Equipment costs are dictated by the maximum width of the machine, the maximum cutoff length or index length of the machine, and the maximum depth, as well as the speed (cycles per minute). A supplier of form-fill-seal machines for medical device manufacturers, Multivac Inc. (Kansas City, MO), offers three machines—the R230, R330, and R530. Cost ranges from $80,000 to $300,000, depending on how the machine is configured. Cutting devices, for instance, can dramatically affect the price of the machine.

In considering such a purchase, says Joe Martin, Multivac's executive vice president, medical division, "You have to ask, 'What is my internal rate of return?' Some people look at simple paybacks and simple ROIs, but you have to consider other difficult-to-quantify factors." Multivac's regional managers and project managers, in fact, use a rigorous model to work with customers on the economic evaluation simultaneously with the technical evaluation. (For a detailed analysis of the model, consult the upcoming September 1999 issue of PMP News.)

An important consideration in equipment selection is the ease and speed of retooling. "In our highly automated plants," says BD's Reichert, "it's a nonissue since we have lines dedicated that never change over. But in our lower-volume operations around the world, tooling changes are required fairly often."

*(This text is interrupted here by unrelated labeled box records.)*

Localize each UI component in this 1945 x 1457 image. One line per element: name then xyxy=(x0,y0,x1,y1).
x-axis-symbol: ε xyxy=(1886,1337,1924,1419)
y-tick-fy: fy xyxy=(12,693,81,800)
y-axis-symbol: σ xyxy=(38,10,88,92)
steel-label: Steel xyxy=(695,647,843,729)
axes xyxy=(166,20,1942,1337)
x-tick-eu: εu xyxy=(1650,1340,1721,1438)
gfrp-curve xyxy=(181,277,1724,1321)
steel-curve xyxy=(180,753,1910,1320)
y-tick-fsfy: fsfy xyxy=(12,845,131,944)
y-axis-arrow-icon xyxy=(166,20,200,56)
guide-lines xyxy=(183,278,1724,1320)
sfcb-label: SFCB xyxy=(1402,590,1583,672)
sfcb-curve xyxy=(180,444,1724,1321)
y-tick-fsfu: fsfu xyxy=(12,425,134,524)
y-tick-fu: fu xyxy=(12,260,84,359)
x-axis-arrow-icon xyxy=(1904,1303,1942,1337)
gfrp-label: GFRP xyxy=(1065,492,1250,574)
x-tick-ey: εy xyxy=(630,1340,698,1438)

Multivac's Martin explains that the time required for retooling depends on the extent of the package change. The easiest change, requiring as little as five minutes, is a change in the depth of the package. This change requires simply changing spacer plates, and in fact, Multivac has customized some units by adding a stepper motor into the bottom of the forming die so that an operator may vary the depth from a control panel. The most extensive change, a change in cutoff length, requires complete retooling and may take 45 minutes to an hour.

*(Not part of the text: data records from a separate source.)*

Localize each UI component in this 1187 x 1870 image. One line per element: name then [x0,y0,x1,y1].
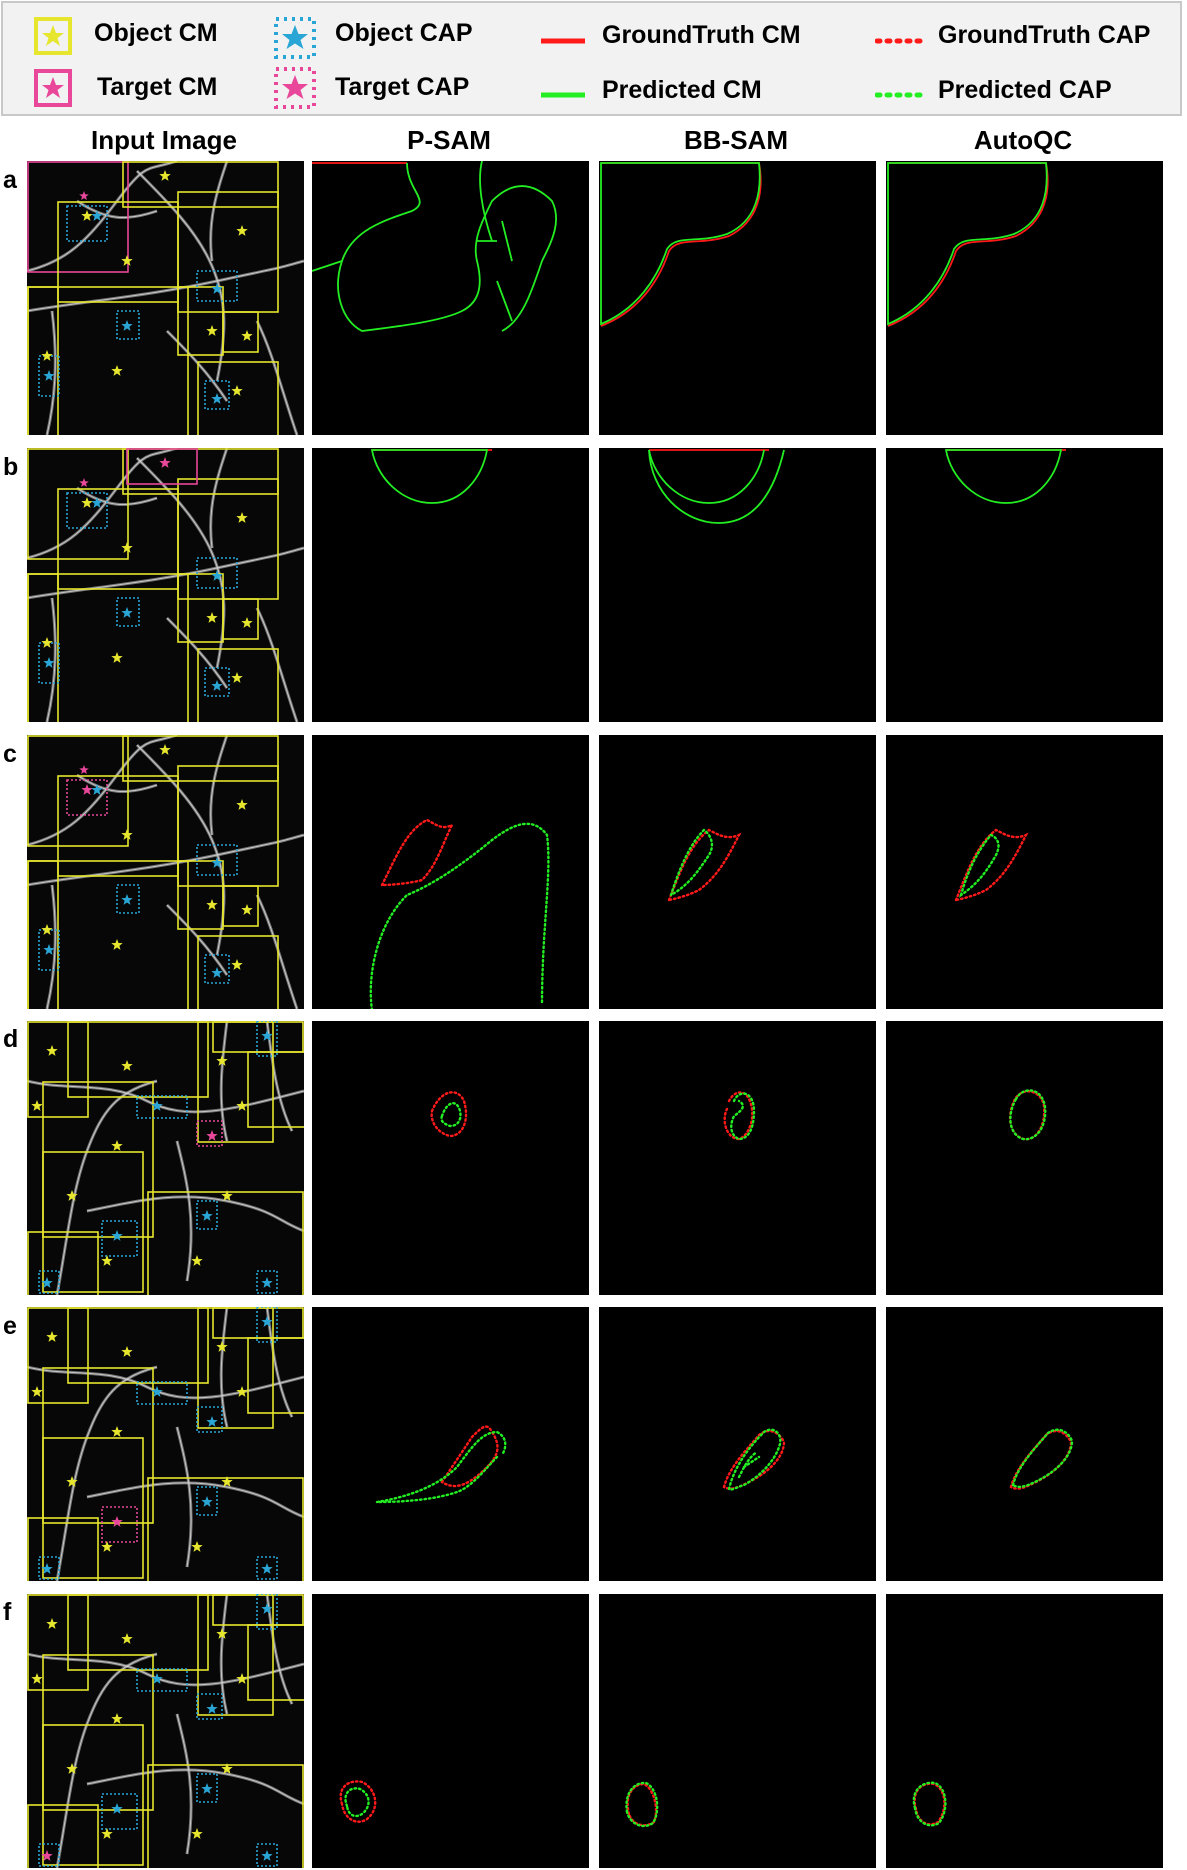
panel-c-autoqc [886,735,1163,1009]
panel-d-input-image [27,1021,304,1295]
panel-c-input-image [27,735,304,1009]
predicted-cm-line-icon [541,86,585,98]
legend-predicted-cap: Predicted CAP [938,76,1112,104]
panel-e-p-sam [312,1307,589,1581]
panel-c-p-sam [312,735,589,1009]
panel-a-bb-sam [599,161,876,435]
row-label-c: c [3,740,17,768]
panel-b-autoqc [886,448,1163,722]
panel-a-input-image [27,161,304,435]
target-cm-icon [33,68,73,108]
target-cap-icon [273,66,317,110]
panel-e-autoqc [886,1307,1163,1581]
panel-f-p-sam [312,1594,589,1868]
object-cm-icon [33,16,73,56]
row-label-b: b [3,453,19,481]
panel-a-autoqc [886,161,1163,435]
row-label-e: e [3,1312,17,1340]
column-header-autoqc: AutoQC [973,125,1073,155]
legend-object-cap: Object CAP [335,19,473,47]
panel-d-autoqc [886,1021,1163,1295]
legend: Object CM Target CM Object CAP Target CA… [1,1,1182,116]
row-label-a: a [3,166,17,194]
panel-f-input-image [27,1594,304,1868]
panel-b-input-image [27,448,304,722]
panel-d-p-sam [312,1021,589,1295]
panel-b-bb-sam [599,448,876,722]
column-header-p-sam: P-SAM [407,125,491,155]
row-label-d: d [3,1025,19,1053]
object-cap-icon [273,16,317,60]
panel-e-bb-sam [599,1307,876,1581]
legend-object-cm: Object CM [94,19,218,47]
panel-e-input-image [27,1307,304,1581]
legend-predicted-cm: Predicted CM [602,76,762,104]
legend-target-cm: Target CM [97,73,218,101]
panel-c-bb-sam [599,735,876,1009]
panel-f-autoqc [886,1594,1163,1868]
legend-groundtruth-cap: GroundTruth CAP [938,21,1151,49]
panel-b-p-sam [312,448,589,722]
panel-d-bb-sam [599,1021,876,1295]
panel-a-p-sam [312,161,589,435]
panel-f-bb-sam [599,1594,876,1868]
column-header-bb-sam: BB-SAM [684,125,788,155]
groundtruth-cm-line-icon [541,32,585,44]
legend-groundtruth-cm: GroundTruth CM [602,21,801,49]
column-header-input-image: Input Image [91,125,237,155]
row-label-f: f [3,1598,12,1626]
groundtruth-cap-dotted-icon [874,32,926,44]
legend-target-cap: Target CAP [335,73,470,101]
predicted-cap-dotted-icon [874,86,926,98]
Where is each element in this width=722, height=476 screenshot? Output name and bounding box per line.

Doyen Medipharm, Inc. (Lakeland, FL), offers fully flexible machines for thermoforming and pouching. For instance, the 4SS form-fill-seal machine is a rapid changeover machine for creating bags and pouches in-house or packaging online. With this machine, says Martin Beriswell, Doyen's general manager, a user can "make a total three-dimensional pack-size change in about five minutes." Doyen is currently working with DuPont to qualify the new Tyvek 2FS on its full range of machinery.

The next wave of change may be equipment modifications to accommodate quirks of the new materials. For instance, "Some of the nylon-based structures are more difficult to cut," points out BD's Reichert, "so we may need to replace some cutting systems and tighten up the tolerances."

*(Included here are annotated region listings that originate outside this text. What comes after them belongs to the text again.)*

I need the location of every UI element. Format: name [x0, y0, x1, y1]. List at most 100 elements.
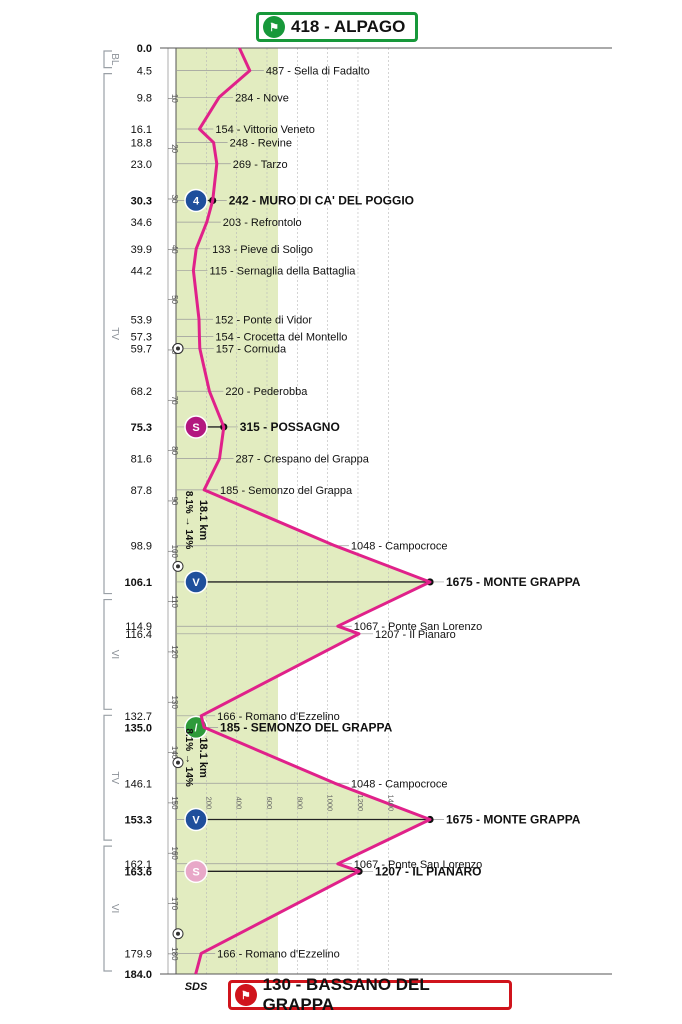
km-tick-label: 110 [170, 595, 179, 608]
waypoint-name: 287 - Crespano del Grappa [236, 454, 370, 466]
climb-gradient-label: 8.1% → 14% [183, 728, 194, 786]
climb-gradient-label: 8.1% → 14% [183, 491, 194, 549]
km-label: 179.9 [124, 948, 152, 960]
waypoint-name: 115 - Sernaglia della Battaglia [209, 265, 356, 277]
province-bracket [103, 50, 112, 69]
km-tick-label: 20 [170, 144, 179, 153]
waypoint-name: 242 - MURO DI CA' DEL POGGIO [229, 193, 414, 207]
badge-letter: S [192, 866, 199, 878]
elevation-tick-label: 600 [265, 797, 274, 810]
km-label: 53.9 [131, 314, 152, 326]
waypoint-name: 1048 - Campocroce [351, 778, 448, 790]
waypoint-name: 315 - POSSAGNO [240, 420, 340, 434]
finish-flag-icon: ⚑ [235, 984, 257, 1006]
province-bracket [103, 845, 112, 972]
km-label: 106.1 [124, 577, 152, 589]
km-tick-label: 90 [170, 496, 179, 505]
waypoint-badge-icon [184, 415, 208, 439]
waypoint-name: 1067 - Ponte San Lorenzo [354, 621, 482, 633]
km-tick-label: 40 [170, 245, 179, 254]
km-label: 116.4 [125, 629, 152, 641]
elevation-tick-label: 400 [235, 797, 244, 810]
km-label: 114.9 [125, 621, 152, 633]
km-label: 68.2 [131, 386, 152, 398]
km-tick-label: 150 [170, 796, 179, 810]
km-tick-label: 130 [170, 696, 179, 710]
km-label: 81.6 [131, 454, 152, 466]
km-label: 16.1 [131, 124, 152, 136]
badge-letter: / [194, 722, 197, 734]
km-label: 132.7 [124, 711, 152, 723]
province-label: BL [109, 53, 120, 66]
waypoint-name: 269 - Tarzo [233, 159, 288, 171]
waypoint-name: 152 - Ponte di Vidor [215, 314, 312, 326]
km-label: 87.8 [131, 485, 152, 497]
km-label: 30.3 [131, 195, 152, 207]
waypoint-name: 1675 - MONTE GRAPPA [446, 575, 581, 589]
km-label: 184.0 [124, 969, 152, 981]
feed-zone-icon-dot [176, 931, 180, 936]
km-tick-label: 10 [170, 94, 179, 103]
km-label: 23.0 [131, 159, 152, 171]
province-label: TV [109, 327, 120, 340]
badge-letter: S [192, 422, 199, 434]
km-label: 163.6 [124, 866, 152, 878]
km-label: 162.1 [124, 859, 152, 871]
waypoint-name: 487 - Sella di Fadalto [266, 66, 370, 78]
waypoint-name: 133 - Pieve di Soligo [212, 244, 313, 256]
km-tick-label: 70 [170, 396, 179, 405]
start-label-box: ⚑ 418 - ALPAGO [256, 12, 418, 42]
km-label: 0.0 [137, 43, 152, 55]
waypoint-name: 154 - Crocetta del Montello [215, 331, 347, 343]
km-tick-label: 30 [170, 195, 179, 204]
start-flag-icon: ⚑ [263, 16, 285, 38]
waypoint-name: 185 - Semonzo del Grappa [220, 485, 353, 497]
waypoint-badge-icon [184, 859, 208, 884]
waypoint-name: 1207 - IL PIANARO [375, 864, 481, 878]
km-tick-label: 120 [170, 645, 179, 659]
climb-length-label: 18.1 km [197, 737, 209, 778]
province-label: VI [109, 904, 120, 913]
badge-letter: 4 [193, 195, 200, 207]
start-label: 418 - ALPAGO [291, 17, 406, 36]
waypoint-name: 154 - Vittorio Veneto [215, 124, 314, 136]
km-label: 34.6 [131, 217, 152, 229]
finish-label: 130 - BASSANO DEL GRAPPA [262, 975, 430, 1014]
km-label: 57.3 [131, 331, 152, 343]
feed-zone-icon-dot [176, 346, 180, 351]
waypoint-name: 248 - Revine [230, 138, 292, 150]
km-label: 59.7 [131, 343, 152, 355]
elevation-tick-label: 800 [295, 797, 304, 810]
province-bracket [103, 598, 112, 710]
waypoint-name: 1675 - MONTE GRAPPA [446, 812, 581, 826]
waypoint-name: 166 - Romano d'Ezzelino [217, 948, 340, 960]
waypoint-badge-icon [184, 570, 208, 594]
badge-letter: V [192, 814, 200, 826]
finish-label-box: ⚑ 130 - BASSANO DEL GRAPPA [228, 975, 512, 1014]
km-label: 4.5 [137, 66, 152, 78]
km-label: 98.9 [131, 541, 152, 553]
feed-zone-icon-dot [176, 760, 180, 765]
km-tick-label: 140 [170, 746, 179, 760]
elevation-tick-label: 200 [204, 797, 213, 810]
km-tick-label: 100 [170, 545, 179, 559]
footer-sds-label: SDS [185, 981, 208, 993]
badge-letter: V [192, 577, 200, 589]
km-tick-label: 50 [170, 295, 179, 304]
km-label: 44.2 [131, 265, 152, 277]
profile-line [191, 47, 432, 975]
waypoint-name: 220 - Pederobba [225, 386, 308, 398]
km-tick-label: 180 [170, 947, 179, 961]
province-bracket [103, 714, 112, 841]
waypoint-name: 284 - Nove [235, 92, 289, 104]
km-tick-label: 80 [170, 446, 179, 455]
km-label: 146.1 [124, 778, 152, 790]
feed-zone-icon-dot [176, 564, 180, 569]
km-label: 75.3 [131, 422, 152, 434]
km-label: 153.3 [124, 814, 152, 826]
waypoint-name: 166 - Romano d'Ezzelino [217, 711, 340, 723]
km-label: 135.0 [124, 722, 152, 734]
waypoint-name: 157 - Cornuda [216, 343, 287, 355]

Using in-line printers, Perfecseal's Heezen adds, is another way in which manufacturers with in-house form-fill-seal systems reduce costs. But Multivac's Martin warns that it's not unusual for a top web to be run through as many as four devices—a thumbhole punch, a knurling device, a flexographic printer, and an ink-jet or thermal transfer printer—before it reaches the seal die. While nip rollers, cluster rollers, or dancer rollers may control the tension in the top web immediately before the sealing stage, they cannot control the variable tension that may cause it to stretch out of register as it passes through all of these other devices upstream.

TAKING THE PLUNGE

As a welcome surprise, the new packaging materials available offer improved performance while actually lowering costs. Taking advantage of these cost savings requires revalidation but also requires manufacturers to consider equipment investments, changes in sterilization methodology, and more. But even those with mature high-volume commodity products are considering this leap, says Martin. "They really don't have much choice, because if they don't do it, their competitor will, which will force them into it."